Отвечать, конечно, не стоило. Но уж что вбито годами, десятилетиями, впитано с молоком матери, что стало почти потребностью организма для француза любого пола и возраста – так это необходимость сказать «bonjour» в ответ на «bonjour» и произнести «pardon» в ответ на «pardon». От себя, как говорится, не убежишь! Старуха раскрыла рот, забыв, что он полон слюны, тут же спохватилась, снова захлопнула его, лязгнув старой, плохо прилаженной верхней челюстью, подавилась, закашлялась – и отпрянула назад, в дом, поскорей задернув занавеску, чтобы не видеть промелька сочувствия на лице девки.

Еще не хватало! Пускай подавится своим сочувствием!

Тут же старуха ощутила, что давится сама, – и разразилась надсадным кашлем, задыхаясь и ничего не видя от слез, мигом заливших все ее набрякшее морщинами лицо.

Чертова девка! Проклятая русская дикарка! Ведьма!

Старуха наконец сплюнула в кухонную раковину, отдышалась, утерла лицо кружевным платком, сильно пахнущим лавандой (в шкафу лежали многочисленные саше с лавандой из собственного сада), – и вдруг ухмыльнулась.

Надо же, что творится! Она назвала девку ведьмой… А ведь не столь уж много времени назад ведьмой называли ее. И она только делала вид, будто обижается. На самом деле ничего оскорбительного в этом слове она не видела. Для нее было как комплимент – услышать за спиной сдавленное: «La sorciйre!» Судачили: мол, она и с резистантами уживалась, и с фашистами, и никто на нее руку не поднял, даже когда расстреляли пятерых жителей Муляна, заподозренных в связях с маки́ 1, а потом начали наголо стричь всех баб, к которым хаживали фрицы… Нечистое, значит, дело: всех вокруг пальца обвела! Судачили также, будто кто-то из ее прежних любовников (замужем-то она отродясь не была, да и кто б решился взять ее за себя, с таким-то гонором, это ж самому себя в могилу загнать!) оставил ей деньги, много денег… Иначе как объяснить то, что она жила, не ведая беды, даже в самые тяжелые послевоенные годы, да и вообще всегда? А может, коли она ведьма, то спала с самим дьяволом, а дьяволовым деньгам исходу нету, известно по старым сказкам. Ох, какого только змеиного шепотка не слышала она за своей спиной, но никто так и не разгадал ее тайны. Лишь одному человеку удалось, он и осмелился сказать ей это в лицо. Ну и что? И где он, тот глупец?

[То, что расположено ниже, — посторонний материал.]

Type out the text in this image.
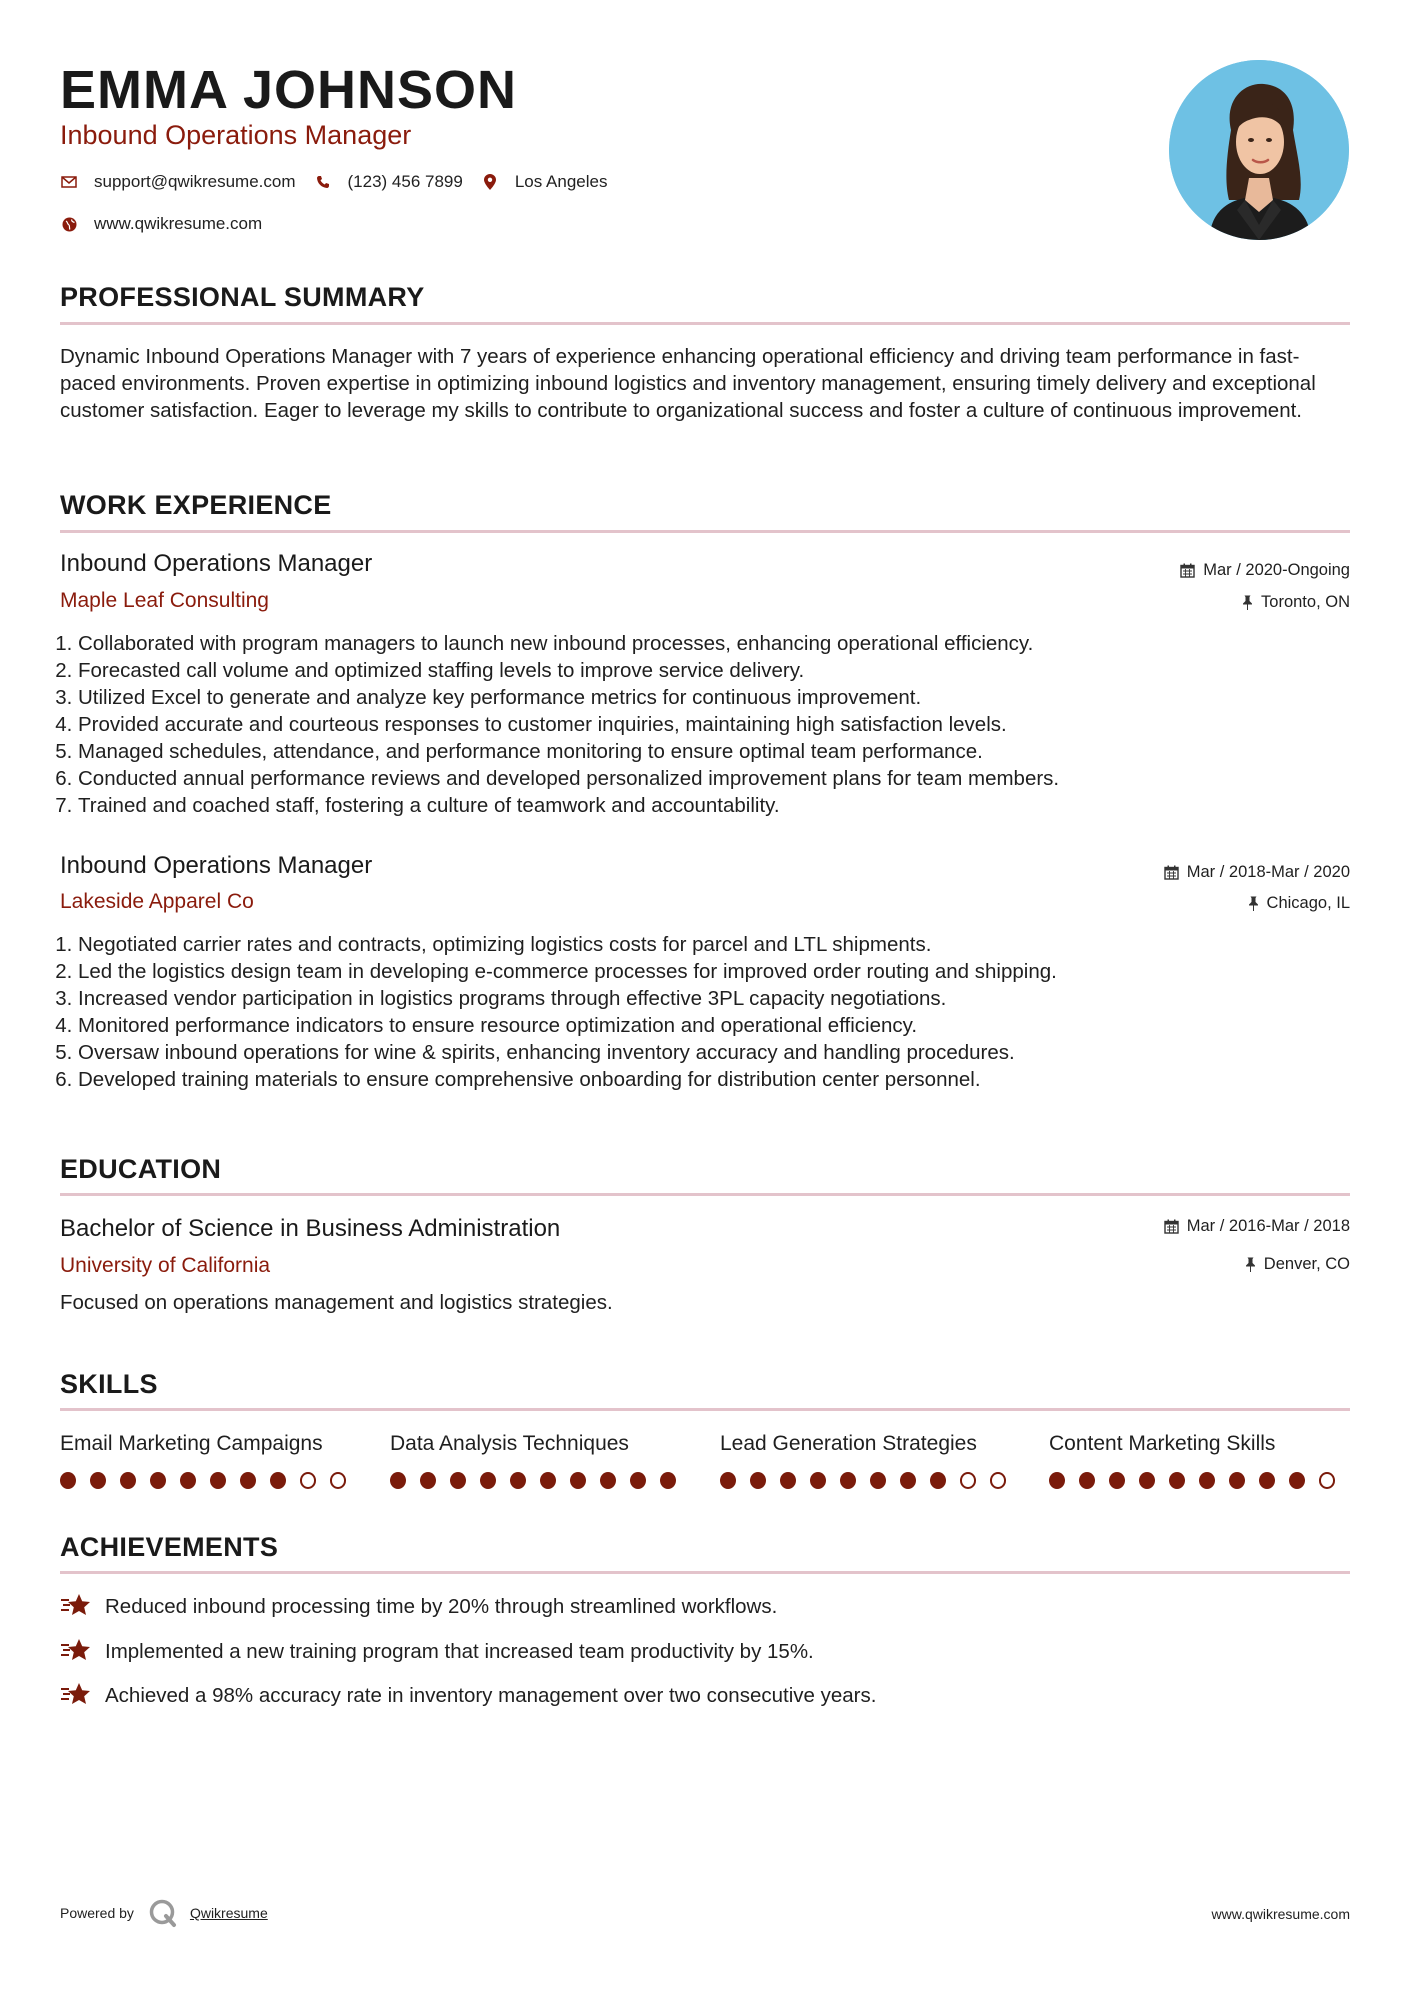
EMMA JOHNSON
Inbound Operations Manager
support@qwikresume.com	(123) 456 7899	Los Angeles
www.qwikresume.com
PROFESSIONAL SUMMARY
Dynamic Inbound Operations Manager with 7 years of experience enhancing operational efficiency and driving team performance in fast-paced environments. Proven expertise in optimizing inbound logistics and inventory management, ensuring timely delivery and exceptional customer satisfaction. Eager to leverage my skills to contribute to organizational success and foster a culture of continuous improvement.
WORK EXPERIENCE
Inbound Operations Manager
Maple Leaf Consulting
Mar / 2020-Ongoing
Toronto, ON
1. Collaborated with program managers to launch new inbound processes, enhancing operational efficiency.
2. Forecasted call volume and optimized staffing levels to improve service delivery.
3. Utilized Excel to generate and analyze key performance metrics for continuous improvement.
4. Provided accurate and courteous responses to customer inquiries, maintaining high satisfaction levels.
5. Managed schedules, attendance, and performance monitoring to ensure optimal team performance.
6. Conducted annual performance reviews and developed personalized improvement plans for team members.
7. Trained and coached staff, fostering a culture of teamwork and accountability.
Inbound Operations Manager
Lakeside Apparel Co
Mar / 2018-Mar / 2020
Chicago, IL
1. Negotiated carrier rates and contracts, optimizing logistics costs for parcel and LTL shipments.
2. Led the logistics design team in developing e-commerce processes for improved order routing and shipping.
3. Increased vendor participation in logistics programs through effective 3PL capacity negotiations.
4. Monitored performance indicators to ensure resource optimization and operational efficiency.
5. Oversaw inbound operations for wine & spirits, enhancing inventory accuracy and handling procedures.
6. Developed training materials to ensure comprehensive onboarding for distribution center personnel.
EDUCATION
Bachelor of Science in Business Administration
University of California
Mar / 2016-Mar / 2018
Denver, CO
Focused on operations management and logistics strategies.
SKILLS
Email Marketing Campaigns	Data Analysis Techniques	Lead Generation Strategies	Content Marketing Skills
ACHIEVEMENTS
Reduced inbound processing time by 20% through streamlined workflows.
Implemented a new training program that increased team productivity by 15%.
Achieved a 98% accuracy rate in inventory management over two consecutive years.
Powered by	Qwikresume	www.qwikresume.com
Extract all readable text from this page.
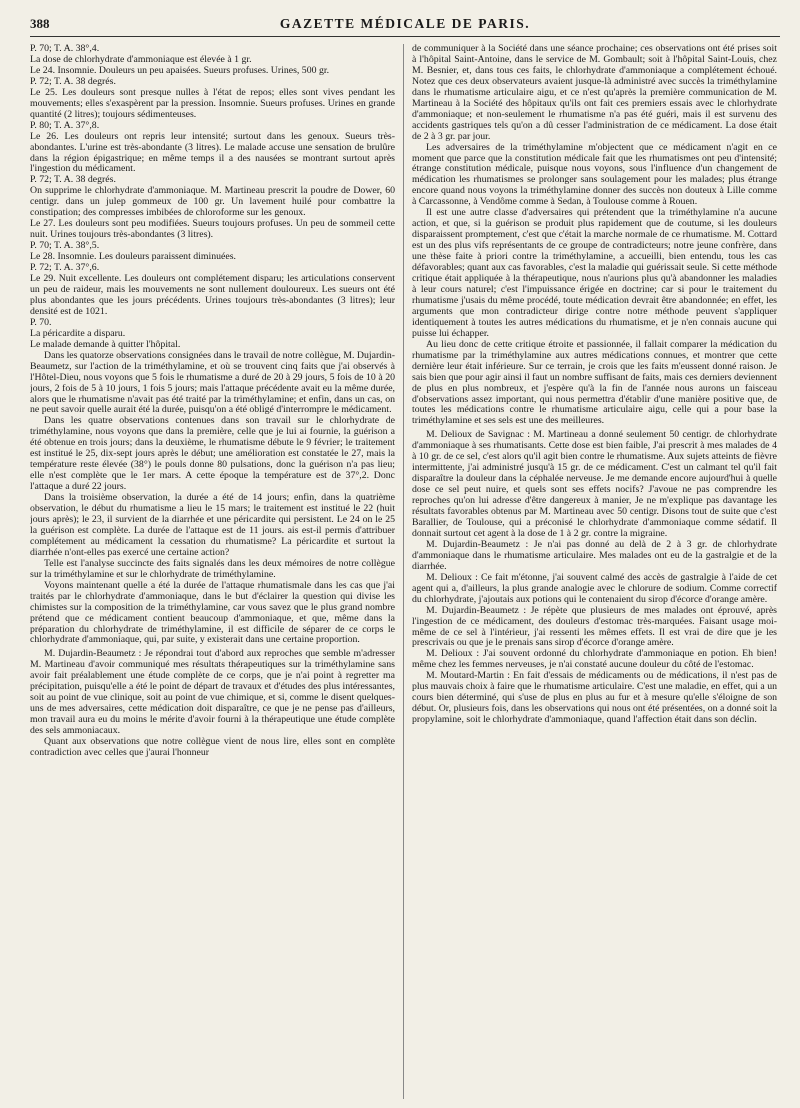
388	GAZETTE MÉDICALE DE PARIS.

P. 70; T. A. 38°,4.

La dose de chlorhydrate d'ammoniaque est élevée à 1 gr.

Le 24. Insomnie. Douleurs un peu apaisées. Sueurs profuses. Urines, 500 gr.

P. 72; T. A. 38 degrés.

Le 25. Les douleurs sont presque nulles à l'état de repos; elles sont vives pendant les mouvements; elles s'exaspèrent par la pression. Insomnie. Sueurs profuses. Urines en grande quantité (2 litres); toujours sédimenteuses.

P. 80; T. A. 37°,8.

Le 26. Les douleurs ont repris leur intensité; surtout dans les genoux. Sueurs très-abondantes. L'urine est très-abondante (3 litres). Le malade accuse une sensation de brulûre dans la région épigastrique; en même temps il a des nausées se montrant surtout après l'ingestion du médicament.

P. 72; T. A. 38 degrés.

On supprime le chlorhydrate d'ammoniaque. M. Martineau prescrit la poudre de Dower, 60 centigr. dans un julep gommeux de 100 gr. Un lavement huilé pour combattre la constipation; des compresses imbibées de chloroforme sur les genoux.

Le 27. Les douleurs sont peu modifiées. Sueurs toujours profuses. Un peu de sommeil cette nuit. Urines toujours très-abondantes (3 litres).

P. 70; T. A. 38°,5.

Le 28. Insomnie. Les douleurs paraissent diminuées.

P. 72; T. A. 37°,6.

Le 29. Nuit excellente. Les douleurs ont complétement disparu; les articulations conservent un peu de raideur, mais les mouvements ne sont nullement douloureux. Les sueurs ont été plus abondantes que les jours précédents. Urines toujours très-abondantes (3 litres); leur densité est de 1021.

P. 70.

La péricardite a disparu.

Le malade demande à quitter l'hôpital.

Dans les quatorze observations consignées dans le travail de notre collègue, M. Dujardin-Beaumetz, sur l'action de la triméthylamine, et où se trouvent cinq faits que j'ai observés à l'Hôtel-Dieu, nous voyons que 5 fois le rhumatisme a duré de 20 à 29 jours, 5 fois de 10 à 20 jours, 2 fois de 5 à 10 jours, 1 fois 5 jours; mais l'attaque précédente avait eu la même durée, alors que le rhumatisme n'avait pas été traité par la triméthylamine; et enfin, dans un cas, on ne peut savoir quelle aurait été la durée, puisqu'on a été obligé d'interrompre le médicament.

Dans les quatre observations contenues dans son travail sur le chlorhydrate de triméthylamine, nous voyons que dans la première, celle que je lui ai fournie, la guérison a été obtenue en trois jours; dans la deuxième, le rhumatisme débute le 9 février; le traitement est institué le 25, dix-sept jours après le début; une amélioration est constatée le 27, mais la température reste élevée (38°) le pouls donne 80 pulsations, donc la guérison n'a pas lieu; elle n'est complète que le 1er mars. A cette époque la température est de 37°,2. Donc l'attaque a duré 22 jours.

Dans la troisième observation, la durée a été de 14 jours; enfin, dans la quatrième observation, le début du rhumatisme a lieu le 15 mars; le traitement est institué le 22 (huit jours après); le 23, il survient de la diarrhée et une péricardite qui persistent. Le 24 on le 25 la guérison est complète. La durée de l'attaque est de 11 jours. ais est-il permis d'attribuer complétement au médicament la cessation du rhumatisme? La péricardite et surtout la diarrhée n'ont-elles pas exercé une certaine action?

Telle est l'analyse succincte des faits signalés dans les deux mémoires de notre collègue sur la triméthylamine et sur le chlorhydrate de triméthylamine.

Voyons maintenant quelle a été la durée de l'attaque rhumatismale dans les cas que j'ai traités par le chlorhydrate d'ammoniaque, dans le but d'éclairer la question qui divise les chimistes sur la composition de la triméthylamine, car vous savez que le plus grand nombre prétend que ce médicament contient beaucoup d'ammoniaque, et que, même dans la préparation du chlorhydrate de triméthylamine, il est difficile de séparer de ce corps le chlorhydrate d'ammoniaque, qui, par suite, y existerait dans une certaine proportion.

M. Dujardin-Beaumetz : Je répondrai tout d'abord aux reproches que semble m'adresser M. Martineau d'avoir communiqué mes résultats thérapeutiques sur la triméthylamine sans avoir fait préalablement une étude complète de ce corps, que je n'ai point à regretter ma précipitation, puisqu'elle a été le point de départ de travaux et d'études des plus intéressantes, soit au point de vue clinique, soit au point de vue chimique, et si, comme le disent quelques-uns de mes adversaires, cette médication doit disparaître, ce que je ne pense pas d'ailleurs, mon travail aura eu du moins le mérite d'avoir fourni à la thérapeutique une étude complète des sels ammoniacaux.

Quant aux observations que notre collègue vient de nous lire, elles sont en complète contradiction avec celles que j'aurai l'honneur

de communiquer à la Société dans une séance prochaine; ces observations ont été prises soit à l'hôpital Saint-Antoine, dans le service de M. Gombault; soit à l'hôpital Saint-Louis, chez M. Besnier, et, dans tous ces faits, le chlorhydrate d'ammoniaque a complétement échoué. Notez que ces deux observateurs avaient jusque-là administré avec succès la triméthylamine dans le rhumatisme articulaire aigu, et ce n'est qu'après la première communication de M. Martineau à la Société des hôpitaux qu'ils ont fait ces premiers essais avec le chlorhydrate d'ammoniaque; et non-seulement le rhumatisme n'a pas été guéri, mais il est survenu des accidents gastriques tels qu'on a dû cesser l'administration de ce médicament. La dose était de 2 à 3 gr. par jour.

Les adversaires de la triméthylamine m'objectent que ce médicament n'agit en ce moment que parce que la constitution médicale fait que les rhumatismes ont peu d'intensité; étrange constitution médicale, puisque nous voyons, sous l'influence d'un changement de médication les rhumatismes se prolonger sans soulagement pour les malades; plus étrange encore quand nous voyons la triméthylamine donner des succès non douteux à Lille comme à Carcassonne, à Vendôme comme à Sedan, à Toulouse comme à Rouen.

Il est une autre classe d'adversaires qui prétendent que la triméthylamine n'a aucune action, et que, si la guérison se produit plus rapidement que de coutume, si les douleurs disparaissent promptement, c'est que c'était la marche normale de ce rhumatisme. M. Cottard est un des plus vifs représentants de ce groupe de contradicteurs; notre jeune confrère, dans une thèse faite à priori contre la triméthylamine, a accueilli, bien entendu, tous les cas défavorables; quant aux cas favorables, c'est la maladie qui guérissait seule. Si cette méthode critique était appliquée à la thérapeutique, nous n'aurions plus qu'à abandonner les maladies à leur cours naturel; c'est l'impuissance érigée en doctrine; car si pour le traitement du rhumatisme j'usais du même procédé, toute médication devrait être abandonnée; en effet, les arguments que mon contradicteur dirige contre notre méthode peuvent s'appliquer identiquement à toutes les autres médications du rhumatisme, et je n'en connais aucune qui puisse lui échapper.

Au lieu donc de cette critique étroite et passionnée, il fallait comparer la médication du rhumatisme par la triméthylamine aux autres médications connues, et montrer que cette dernière leur était inférieure. Sur ce terrain, je crois que les faits m'eussent donné raison. Je sais bien que pour agir ainsi il faut un nombre suffisant de faits, mais ces derniers deviennent de plus en plus nombreux, et j'espère qu'à la fin de l'année nous aurons un faisceau d'observations assez important, qui nous permettra d'établir d'une manière positive que, de toutes les médications contre le rhumatisme articulaire aigu, celle qui a pour base la triméthylamine et ses sels est une des meilleures.

M. Delioux de Savignac : M. Martineau a donné seulement 50 centigr. de chlorhydrate d'ammoniaque à ses rhumatisants. Cette dose est bien faible, J'ai prescrit à mes malades de 4 à 10 gr. de ce sel, c'est alors qu'il agit bien contre le rhumatisme. Aux sujets atteints de fièvre intermittente, j'ai administré jusqu'à 15 gr. de ce médicament. C'est un calmant tel qu'il fait disparaître la douleur dans la céphalée nerveuse. Je me demande encore aujourd'hui à quelle dose ce sel peut nuire, et quels sont ses effets nocifs? J'avoue ne pas comprendre les reproches qu'on lui adresse d'être dangereux à manier, Je ne m'explique pas davantage les résultats favorables obtenus par M. Martineau avec 50 centigr. Disons tout de suite que c'est Barallier, de Toulouse, qui a préconisé le chlorhydrate d'ammoniaque comme sédatif. Il donnait surtout cet agent à la dose de 1 à 2 gr. contre la migraine.

M. Dujardin-Beaumetz : Je n'ai pas donné au delà de 2 à 3 gr. de chlorhydrate d'ammoniaque dans le rhumatisme articulaire. Mes malades ont eu de la gastralgie et de la diarrhée.

M. Delioux : Ce fait m'étonne, j'ai souvent calmé des accès de gastralgie à l'aide de cet agent qui a, d'ailleurs, la plus grande analogie avec le chlorure de sodium. Comme correctif du chlorhydrate, j'ajoutais aux potions qui le contenaient du sirop d'écorce d'orange amère.

M. Dujardin-Beaumetz : Je répète que plusieurs de mes malades ont éprouvé, après l'ingestion de ce médicament, des douleurs d'estomac très-marquées. Faisant usage moi-même de ce sel à l'intérieur, j'ai ressenti les mêmes effets. Il est vrai de dire que je les prescrivais ou que je le prenais sans sirop d'écorce d'orange amère.

M. Delioux : J'ai souvent ordonné du chlorhydrate d'ammoniaque en potion. Eh bien! même chez les femmes nerveuses, je n'ai constaté aucune douleur du côté de l'estomac.

M. Moutard-Martin : En fait d'essais de médicaments ou de médications, il n'est pas de plus mauvais choix à faire que le rhumatisme articulaire. C'est une maladie, en effet, qui a un cours bien déterminé, qui s'use de plus en plus au fur et à mesure qu'elle s'éloigne de son début. Or, plusieurs fois, dans les observations qui nous ont été présentées, on a donné soit la propylamine, soit le chlorhydrate d'ammoniaque, quand l'affection était dans son déclin.
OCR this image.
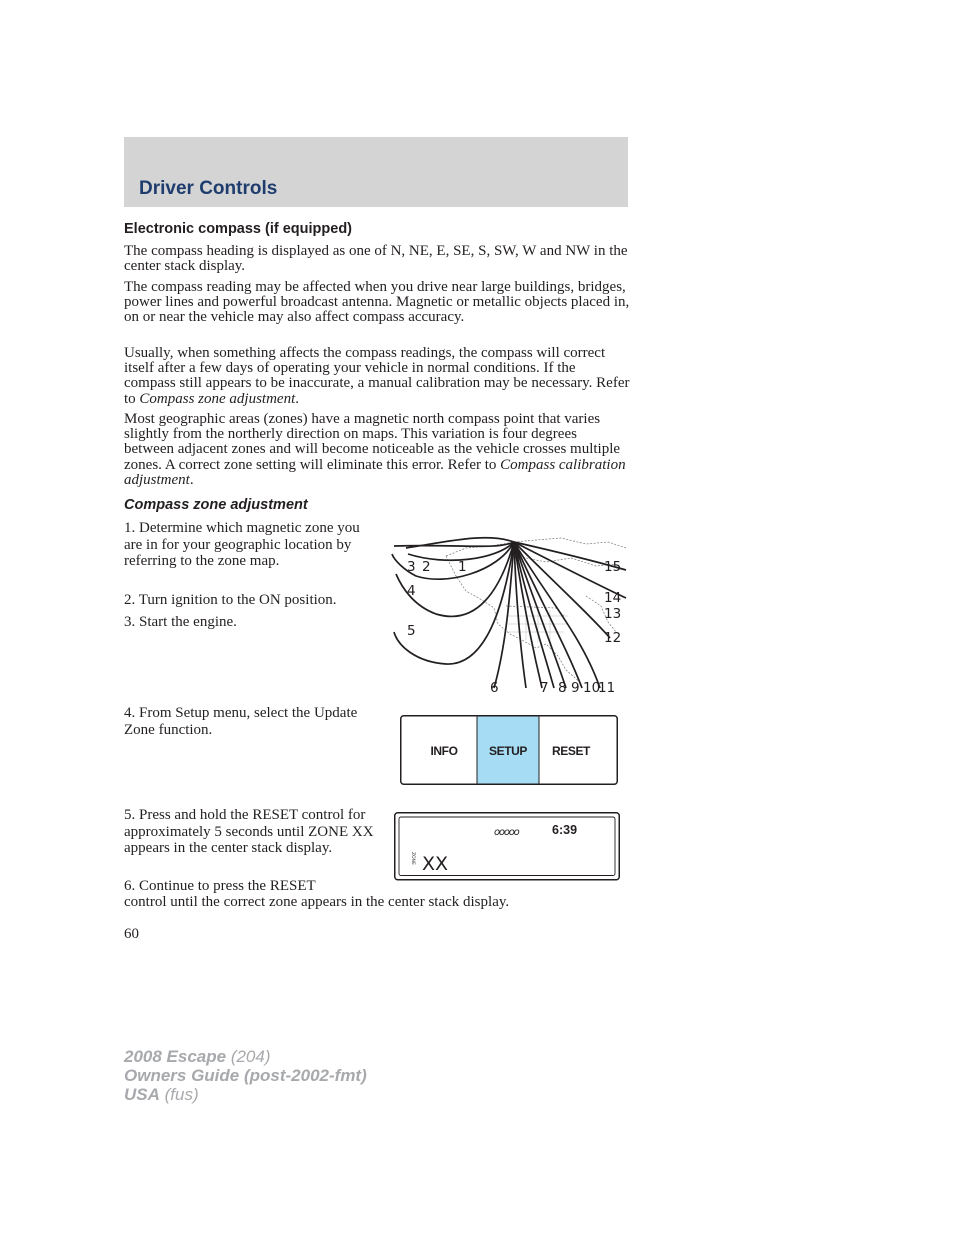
Driver Controls
Electronic compass (if equipped)

The compass heading is displayed as one of N, NE, E, SE, S, SW, W and NW in the center stack display.

The compass reading may be affected when you drive near large buildings, bridges, power lines and powerful broadcast antenna. Magnetic or metallic objects placed in, on or near the vehicle may also affect compass accuracy.

Usually, when something affects the compass readings, the compass will correct itself after a few days of operating your vehicle in normal conditions. If the compass still appears to be inaccurate, a manual calibration may be necessary. Refer to Compass zone adjustment.

Most geographic areas (zones) have a magnetic north compass point that varies slightly from the northerly direction on maps. This variation is four degrees between adjacent zones and will become noticeable as the vehicle crosses multiple zones. A correct zone setting will eliminate this error. Refer to Compass calibration adjustment.

Compass zone adjustment

1. Determine which magnetic zone you are in for your geographic location by referring to the zone map.

2. Turn ignition to the ON position.

3. Start the engine.

4. From Setup menu, select the Update Zone function.

5. Press and hold the RESET control for approximately 5 seconds until ZONE XX appears in the center stack display.

6. Continue to press the RESET

control until the correct zone appears in the center stack display.

3 2 1
4
5
6	7 8 9 10
11
12
13
14
15
INFO	SETUP RESET
ooooo	6:39
ZONE XX
60
2008 Escape (204)
Owners Guide (post-2002-fmt)
USA (fus)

Старуха пожала плечами и снова выглянула из окна. Девка на своих длинных ногах (такие длинноногие в бургундских краях – нелепость и редкость, словно журавли в гусиной стае!) уже невесть сколько отмахала. Как раз пробежала яблоневый сад на окраине Муляна. Жаль, пропустила интересный момент: как она воровато оглянется, наклонится, нашарит в траве упавшее яблоко. (Очень, очень много яблок нынешним летом, и яблок, и ежевики, и боярышника, значит, зима холодная будет, померзнут виноградники Жоффрея в горах, померзнут… да и черт с ними!) А девка, как найдет яблоко, оботрет о шорты, а потом, еще раз воровато обернувшись, откусит. И побежит дальше, жуя, откусывая снова и снова. И не подавится ведь!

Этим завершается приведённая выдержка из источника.